Der Deutsche Industrie- und Handelskammertag (DIHK) erklärt es diplomatisch: Die Personalplanung der Unternehmen sei "derzeit sehr zurückhaltend". Die Zahlen sind deutlicher: 2,4 Prozent der Betriebe in Industrie, Baugewerbe und Einzelhandel gaben in einer Schnellumfrage des DIHK an, noch zusätzliches Personal einzustellen. Etwa jede dritte Firma muss demnach Personal abbauen. In der Reisewirtschaft müssen zwei Drittel der Unternehmen Stellen streichen, im Gastgewerbe 70 Prozent, nahezu niemand stellt hier mehr ein.

Für den Handel zeichnet der Branchenverband HDE ein positiveres Bild - auch wenn die meisten Geschäfte außerhalb der Grundversorgung gerade geschlossen sind. Dafür bräuchten insbesondere Lebensmitteleinzelhändler, Drogerien und Baumärkte in Corona-Zeiten neues Personal, ebenso Logistiker. "Darum nimmt digitales Recruiting jetzt Fahrt auf bei den Unternehmen", sagt Katharina Weinert, Leiterin Berufsbildung beim HDE.

"Es wird verstärkt auf Video-Bewerbung gesetzt, insbesondere bei jüngeren Bewerbern und vor dem Hintergrund, dass jetzt eigentlich die Hauptrekrutierungszeit für Auszubildende ist", erklärt Weinert. Gerade für die großen Lebensmittelketten sei das nicht grundlegend neu, sie nutzten auch Online-Masken für die Übermittlung von Bewerbungsdaten und könnten oft auf digitale Bewerberpools zurückgreifen.

Nun verlagerten sie aber zunehmend das komplette Verfahren bis zur Einstellung ins Netz. Wer hier indes noch gar keine Erfahrung habe, "muss jetzt natürlich nachrüsten und tut sich schwerer", sagt Weinert. Insgesamt aber "gehen die Prozesse jetzt schneller".

"In der Tendenz zunehmend digital"

Auch in der Zukunftsbranche IT, die naturgemäß ohnehin empfänglicher für das digitale Arbeiten ist, werden Recruiting-Prozesse in der Krise "in der Tendenz zunehmend digital", sagt Adél Holdampf-Wendel, Arbeitsrechtsexpertin beim Digitalverband Bitkom.

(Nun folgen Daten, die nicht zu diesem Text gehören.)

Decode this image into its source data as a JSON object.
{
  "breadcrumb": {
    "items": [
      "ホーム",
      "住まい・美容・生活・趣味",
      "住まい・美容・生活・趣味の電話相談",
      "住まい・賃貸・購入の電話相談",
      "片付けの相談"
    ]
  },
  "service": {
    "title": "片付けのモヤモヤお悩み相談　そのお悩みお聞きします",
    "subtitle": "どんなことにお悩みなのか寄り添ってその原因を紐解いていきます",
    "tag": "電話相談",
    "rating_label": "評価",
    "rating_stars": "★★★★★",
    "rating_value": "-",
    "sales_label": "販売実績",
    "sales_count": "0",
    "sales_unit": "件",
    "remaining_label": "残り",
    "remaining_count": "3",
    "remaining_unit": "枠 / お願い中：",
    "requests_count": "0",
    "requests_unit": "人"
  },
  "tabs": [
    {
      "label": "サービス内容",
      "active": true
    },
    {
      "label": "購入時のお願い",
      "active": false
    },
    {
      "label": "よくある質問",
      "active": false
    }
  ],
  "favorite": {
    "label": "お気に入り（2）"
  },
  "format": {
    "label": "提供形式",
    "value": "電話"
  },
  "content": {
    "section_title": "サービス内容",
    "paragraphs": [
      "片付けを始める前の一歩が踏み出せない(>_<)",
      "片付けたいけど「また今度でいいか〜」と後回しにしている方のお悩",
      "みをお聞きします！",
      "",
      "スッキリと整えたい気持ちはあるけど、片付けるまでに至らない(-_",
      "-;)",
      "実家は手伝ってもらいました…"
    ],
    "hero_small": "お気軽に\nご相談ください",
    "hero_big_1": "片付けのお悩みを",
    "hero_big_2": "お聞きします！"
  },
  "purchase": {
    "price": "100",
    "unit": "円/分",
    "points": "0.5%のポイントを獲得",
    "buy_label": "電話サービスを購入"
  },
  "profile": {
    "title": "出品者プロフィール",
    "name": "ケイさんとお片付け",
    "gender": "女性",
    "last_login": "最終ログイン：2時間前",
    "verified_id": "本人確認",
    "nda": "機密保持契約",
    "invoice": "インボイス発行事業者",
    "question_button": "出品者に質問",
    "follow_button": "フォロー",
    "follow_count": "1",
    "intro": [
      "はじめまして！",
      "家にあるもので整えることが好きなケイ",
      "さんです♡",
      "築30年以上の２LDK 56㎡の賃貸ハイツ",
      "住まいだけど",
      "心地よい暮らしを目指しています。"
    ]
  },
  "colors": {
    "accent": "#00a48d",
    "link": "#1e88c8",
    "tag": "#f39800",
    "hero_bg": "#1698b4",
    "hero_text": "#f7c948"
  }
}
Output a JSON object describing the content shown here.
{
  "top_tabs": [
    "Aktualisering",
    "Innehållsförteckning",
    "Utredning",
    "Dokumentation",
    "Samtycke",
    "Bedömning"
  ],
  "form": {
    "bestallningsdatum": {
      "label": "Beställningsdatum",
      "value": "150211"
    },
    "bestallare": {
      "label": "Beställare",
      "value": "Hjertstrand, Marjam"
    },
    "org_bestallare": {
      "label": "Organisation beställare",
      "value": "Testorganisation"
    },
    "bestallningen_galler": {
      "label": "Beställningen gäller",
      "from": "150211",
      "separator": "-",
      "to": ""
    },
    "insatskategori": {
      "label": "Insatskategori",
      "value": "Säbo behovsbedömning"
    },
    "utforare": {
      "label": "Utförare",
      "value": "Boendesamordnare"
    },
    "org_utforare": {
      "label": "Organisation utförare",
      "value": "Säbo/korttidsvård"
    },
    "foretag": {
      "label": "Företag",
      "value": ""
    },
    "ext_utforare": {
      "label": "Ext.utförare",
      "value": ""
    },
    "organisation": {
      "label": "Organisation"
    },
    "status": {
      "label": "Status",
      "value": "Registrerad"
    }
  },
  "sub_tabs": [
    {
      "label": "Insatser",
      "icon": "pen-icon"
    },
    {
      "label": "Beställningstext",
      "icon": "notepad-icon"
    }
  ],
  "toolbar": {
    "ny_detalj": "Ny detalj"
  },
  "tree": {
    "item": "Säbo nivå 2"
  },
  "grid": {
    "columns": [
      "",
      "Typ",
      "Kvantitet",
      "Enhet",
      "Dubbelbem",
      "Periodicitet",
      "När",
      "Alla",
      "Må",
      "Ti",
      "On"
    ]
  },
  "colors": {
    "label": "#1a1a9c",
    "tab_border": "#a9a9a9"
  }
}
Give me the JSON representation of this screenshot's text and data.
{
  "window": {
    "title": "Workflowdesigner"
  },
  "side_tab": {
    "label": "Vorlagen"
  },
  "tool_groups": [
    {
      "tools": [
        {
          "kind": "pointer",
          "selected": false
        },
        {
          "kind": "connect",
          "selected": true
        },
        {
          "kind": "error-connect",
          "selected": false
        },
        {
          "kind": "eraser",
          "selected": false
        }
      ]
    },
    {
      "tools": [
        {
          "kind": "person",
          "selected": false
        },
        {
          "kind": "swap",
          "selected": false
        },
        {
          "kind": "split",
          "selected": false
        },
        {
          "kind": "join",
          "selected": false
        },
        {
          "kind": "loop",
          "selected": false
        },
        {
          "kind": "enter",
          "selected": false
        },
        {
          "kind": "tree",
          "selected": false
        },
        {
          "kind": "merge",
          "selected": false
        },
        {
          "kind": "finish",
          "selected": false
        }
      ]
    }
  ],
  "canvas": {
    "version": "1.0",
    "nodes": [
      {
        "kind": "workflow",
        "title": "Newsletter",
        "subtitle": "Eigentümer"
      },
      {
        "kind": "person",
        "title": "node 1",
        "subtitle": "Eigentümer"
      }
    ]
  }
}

Nach wie vor erwarte die Mehrheit der Branchenunternehmen steigende Beschäftigung, wenn auch in deutlich geringerem Umfang als zuletzt. Nachholbedarf besteht aber selbst hier: "Auf der Suche nach IT-Spezialisten setzten viele Unternehmen bislang noch auf persönliche Gespräche mit Bewerbungsmappe", sagt die Expertin.

Die Telekom bemüht sich laut DIHK zumindest bei Auszubildenden um einen anderen Weg und "erwartet von Bewerbern um einen Ausbildungsplatz zum Beispiel mittlerweile keine schriftlichen Unterlagen mehr, sondern macht alles über Videobewerbungsgespräche".

Zukunft ungewiss

Und auch die Deutsche Bahn, die in diesem Jahr noch bis zu 15.000 neue Mitarbeiter in verschiedenen Bereichen einstellen will, verlagerte nach eigenen Angaben zuletzt "tausende Vorstellungsgespräche", Recruiting-Events und Teile ihrer Berufsausbildung ins Internet - "aus der Not heraus", wie Bahn-Chef Richard Lutz sagte.

Ob sich die virtuelle Bewerbung nach der Corona-Krise durchgesetzt haben wird, bleibt also abzuwarten. Aus Sicht von Holdampf-Wendel sollten Unternehmen die Krise "als Chance begreifen, die Digitalisierung entschlossener voranzutreiben". Digitale Prozesse, die sie jetzt einmalig aufsetzen, seien "eine gute Investition".

Laut Weinert zahlt diese sich später durch ein günstigeres und standardisiertes Recruiting wieder aus. Doch wenngleich persönlicher Kontakt mit Bewerbern auch per Video-Chat möglich sei: "Letztlich wird sich die soziale Komponente erst im Markt zeigen - wie immer, wenn man mit Menschen zu tun hat."